I will try to be as brief as possible and then I would like to hear your comments.
Quebec history has shown us that ordinary citizens, beyond the insiders in political parties and elsewhere, believe in justice. They understand that value and it matters to them. The principle of fairness is what should guide deliberations in every way and in all areas of the country.
We hear a lot about deciding on governance but very little about a fundamental institution in a parliamentary democracy, specifically the legislative branch. In the Quebec experience there are two points that keep coming up in discussions, other than the mechanics of the electoral system: criticism of the way of doing things in politics and party lines.

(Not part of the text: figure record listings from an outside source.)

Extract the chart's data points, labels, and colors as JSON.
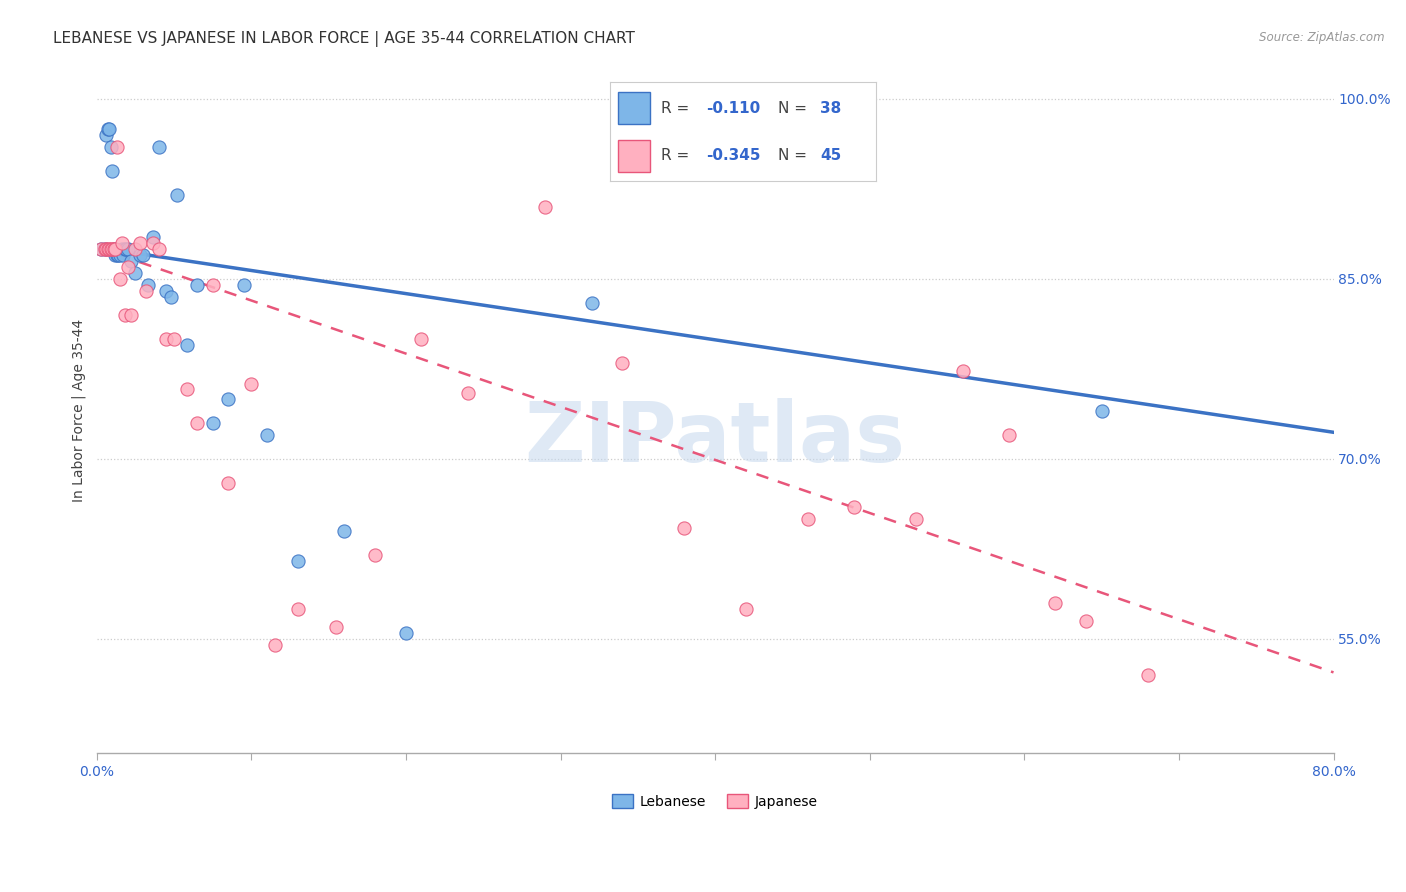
{
  "title": "LEBANESE VS JAPANESE IN LABOR FORCE | AGE 35-44 CORRELATION CHART",
  "source": "Source: ZipAtlas.com",
  "ylabel": "In Labor Force | Age 35-44",
  "xlim": [
    0.0,
    0.8
  ],
  "ylim": [
    0.455,
    1.025
  ],
  "xticks": [
    0.0,
    0.1,
    0.2,
    0.3,
    0.4,
    0.5,
    0.6,
    0.7,
    0.8
  ],
  "xticklabels": [
    "0.0%",
    "",
    "",
    "",
    "",
    "",
    "",
    "",
    "80.0%"
  ],
  "yticks": [
    0.55,
    0.7,
    0.85,
    1.0
  ],
  "yticklabels": [
    "55.0%",
    "70.0%",
    "85.0%",
    "100.0%"
  ],
  "legend_r_leb": "-0.110",
  "legend_n_leb": "38",
  "legend_r_jap": "-0.345",
  "legend_n_jap": "45",
  "leb_color": "#7EB6E8",
  "jap_color": "#FFB0C0",
  "leb_line_color": "#3B72C4",
  "jap_line_color": "#E8567A",
  "watermark": "ZIPatlas",
  "watermark_color": "#C5D8EE",
  "title_fontsize": 11,
  "axis_label_fontsize": 10,
  "tick_fontsize": 10,
  "legend_fontsize": 12,
  "leb_trend_x0": 0.0,
  "leb_trend_y0": 0.876,
  "leb_trend_x1": 0.8,
  "leb_trend_y1": 0.722,
  "jap_trend_x0": 0.0,
  "jap_trend_y0": 0.876,
  "jap_trend_x1": 0.8,
  "jap_trend_y1": 0.522,
  "leb_scatter_x": [
    0.003,
    0.005,
    0.006,
    0.007,
    0.008,
    0.009,
    0.01,
    0.011,
    0.012,
    0.013,
    0.014,
    0.015,
    0.016,
    0.017,
    0.018,
    0.019,
    0.02,
    0.022,
    0.025,
    0.028,
    0.03,
    0.033,
    0.036,
    0.04,
    0.045,
    0.048,
    0.052,
    0.058,
    0.065,
    0.075,
    0.085,
    0.095,
    0.11,
    0.13,
    0.16,
    0.2,
    0.32,
    0.65
  ],
  "leb_scatter_y": [
    0.875,
    0.875,
    0.97,
    0.975,
    0.975,
    0.96,
    0.94,
    0.875,
    0.87,
    0.87,
    0.87,
    0.87,
    0.875,
    0.87,
    0.875,
    0.875,
    0.875,
    0.865,
    0.855,
    0.87,
    0.87,
    0.845,
    0.885,
    0.96,
    0.84,
    0.835,
    0.92,
    0.795,
    0.845,
    0.73,
    0.75,
    0.845,
    0.72,
    0.615,
    0.64,
    0.555,
    0.83,
    0.74
  ],
  "jap_scatter_x": [
    0.003,
    0.005,
    0.006,
    0.007,
    0.008,
    0.009,
    0.01,
    0.011,
    0.012,
    0.013,
    0.015,
    0.016,
    0.018,
    0.02,
    0.022,
    0.025,
    0.028,
    0.032,
    0.036,
    0.04,
    0.045,
    0.05,
    0.058,
    0.065,
    0.075,
    0.085,
    0.1,
    0.115,
    0.13,
    0.155,
    0.18,
    0.21,
    0.24,
    0.29,
    0.34,
    0.38,
    0.42,
    0.46,
    0.49,
    0.53,
    0.56,
    0.59,
    0.62,
    0.64,
    0.68
  ],
  "jap_scatter_y": [
    0.875,
    0.875,
    0.875,
    0.875,
    0.875,
    0.875,
    0.875,
    0.875,
    0.875,
    0.96,
    0.85,
    0.88,
    0.82,
    0.86,
    0.82,
    0.875,
    0.88,
    0.84,
    0.88,
    0.875,
    0.8,
    0.8,
    0.758,
    0.73,
    0.845,
    0.68,
    0.762,
    0.545,
    0.575,
    0.56,
    0.62,
    0.8,
    0.755,
    0.91,
    0.78,
    0.642,
    0.575,
    0.65,
    0.66,
    0.65,
    0.773,
    0.72,
    0.58,
    0.565,
    0.52
  ]
}
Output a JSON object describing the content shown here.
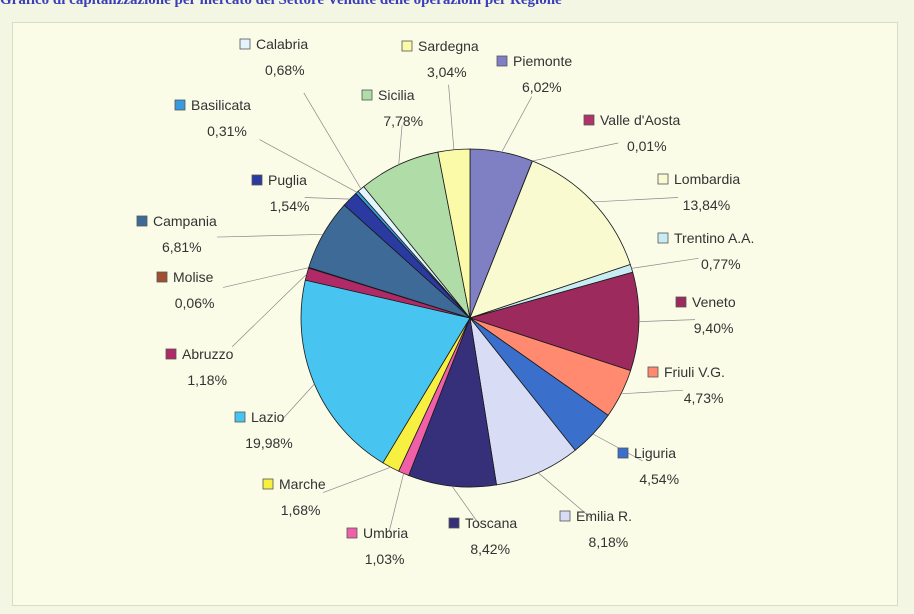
{
  "title": "Grafico di capitalizzazione per mercato del Settore Vendite delle operazioni per Regione",
  "chart_data": {
    "type": "pie",
    "title": "Grafico di capitalizzazione per mercato del Settore Vendite delle operazioni per Regione",
    "legend": "inline-labels",
    "slices": [
      {
        "name": "Piemonte",
        "value": 6.02,
        "label": "6,02%",
        "color": "#7f7fc4"
      },
      {
        "name": "Valle d'Aosta",
        "value": 0.01,
        "label": "0,01%",
        "color": "#b0336b"
      },
      {
        "name": "Lombardia",
        "value": 13.84,
        "label": "13,84%",
        "color": "#fafad0"
      },
      {
        "name": "Trentino A.A.",
        "value": 0.77,
        "label": "0,77%",
        "color": "#c8ecf4"
      },
      {
        "name": "Veneto",
        "value": 9.4,
        "label": "9,40%",
        "color": "#9c2a5c"
      },
      {
        "name": "Friuli V.G.",
        "value": 4.73,
        "label": "4,73%",
        "color": "#ff8a70"
      },
      {
        "name": "Liguria",
        "value": 4.54,
        "label": "4,54%",
        "color": "#3a6fcc"
      },
      {
        "name": "Emilia R.",
        "value": 8.18,
        "label": "8,18%",
        "color": "#d8dcf4"
      },
      {
        "name": "Toscana",
        "value": 8.42,
        "label": "8,42%",
        "color": "#36307a"
      },
      {
        "name": "Umbria",
        "value": 1.03,
        "label": "1,03%",
        "color": "#f060a8"
      },
      {
        "name": "Marche",
        "value": 1.68,
        "label": "1,68%",
        "color": "#f8f040"
      },
      {
        "name": "Lazio",
        "value": 19.98,
        "label": "19,98%",
        "color": "#48c4f0"
      },
      {
        "name": "Abruzzo",
        "value": 1.18,
        "label": "1,18%",
        "color": "#b02a68"
      },
      {
        "name": "Molise",
        "value": 0.06,
        "label": "0,06%",
        "color": "#a05030"
      },
      {
        "name": "Campania",
        "value": 6.81,
        "label": "6,81%",
        "color": "#3e6a98"
      },
      {
        "name": "Puglia",
        "value": 1.54,
        "label": "1,54%",
        "color": "#2a3aa0"
      },
      {
        "name": "Basilicata",
        "value": 0.31,
        "label": "0,31%",
        "color": "#3a9ae0"
      },
      {
        "name": "Calabria",
        "value": 0.68,
        "label": "0,68%",
        "color": "#e4f4fc"
      },
      {
        "name": "Sicilia",
        "value": 7.78,
        "label": "7,78%",
        "color": "#b0dca8"
      },
      {
        "name": "Sardegna",
        "value": 3.04,
        "label": "3,04%",
        "color": "#fafaa8"
      }
    ]
  }
}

In a democracy, the legislature is the cornerstone of parliamentary democracy. What clearly frustrates people is seeing their government members stay in their seats when they should be rising and defending the electoral platform on which they were elected. I do not mean my colleagues, here; this goes beyond your terms. We will agree that a government represents the entire population. The government was elected with 38% of votes. Therefore it should listen to the official opposition and amend its legislation. Moreover, the government was still elected on the premise that it would implement its platform.
There is very little mention of the fact that no system prevents people from voting for the representative of their choice. Under the current system, we would agree that the Green Party could form government if people voted for it. The problem would arise after that, specifically at the step of forming the executive, not at the time of election.
Beyond the executive, I would like you to comment on the legislative. Things need to change at that level as well.